Review of Angel Face

Angel Face (1952)
8/10
What a bleak film...and I loved it!
16 September 2018
The film starts with a call for an ambulance. A woman at a large estate has almost been asphyxiated by the gas heater in her room. The key has been removed from the radiator, so it seems deliberate. Did somebody try to kill her or did she try to kill herself or was it just some kind of odd freak accident?

While the commotion is going on upstairs, ambulance driver Frank Jessup (Robert Mitchum) wanders downstairs and finds the stepdaughter ( her dad is married to the wealthy woman), Diane (Jean Simmons) playing the piano. And that's where the attraction begins on the part of Frank. It's where the obsession begins on the part of Diane. It's where Diane mutters her first double entendre. She asks how her stepmother is, and says "It's so hard, just waiting...". Waiting for her to live, or for her to die?

The film is ultimately a wicked study in obsession - the kind of obsession that has no boundaries - the kind of obsession between a man and a woman - the kind of obsession that is so self-serving. And, interestingly, it is largely one-sided - since Frank may enjoy the delights of Diane, but also knows deep down that she should be put back on the shelf. Diane's obsession is so real that you do basically know that Mitchum's Frank Jessup doesn't really stand a chance.

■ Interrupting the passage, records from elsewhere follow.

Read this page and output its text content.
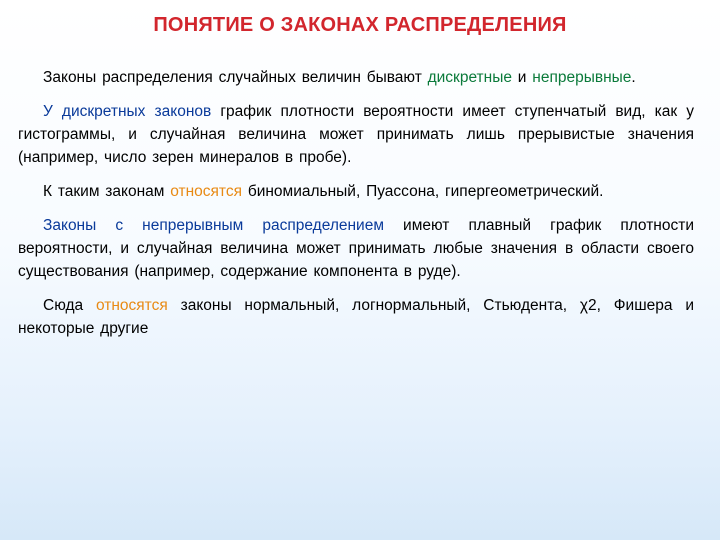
ПОНЯТИЕ О ЗАКОНАХ РАСПРЕДЕЛЕНИЯ

Законы распределения случайных величин бывают дискретные и непрерывные.

У дискретных законов график плотности вероятности имеет ступенчатый вид, как у гистограммы, и случайная величина может принимать лишь прерывистые значения (например, число зерен минералов в пробе).

К таким законам относятся биномиальный, Пуассона, гипергеометрический.

Законы с непрерывным распределением имеют плавный график плотности вероятности, и случайная величина может принимать любые значения в области своего существования (например, содержание компонента в руде).

Сюда относятся законы нормальный, логнормальный, Стьюдента, χ2, Фишера и некоторые другие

But Frank wasn't just wandering through life alone when Diane met him. The other woman in Frank's life, played by Mona Freeman, is blonde and desirable. She may be an excellent cook and not ask questions, as Frank says, but there is some stark language for the production code era. He mentions she sleeps in pajamas. He mentions how much she weighs - "stripped". The implication is that Frank may be the free agent that he claims to be, but he has been sleeping with the lady. But she's a lady with a level head, and she is not just going to wait around for Frank to come to his senses - or not. Instead she explores another more dependable romantic possibility.

Let me just say Jean Simmons was a revelation here. She's a good actress but she has always come across as a virginal school marm type in all of the roles I saw her in until this one. I would have never believed she could have played opposite Mitchum's cool, relaxed persona and have made it work, but she did.

This film is dark to the extreme and is as fresh, as vital, and as pertinent as though it were made just yesterday.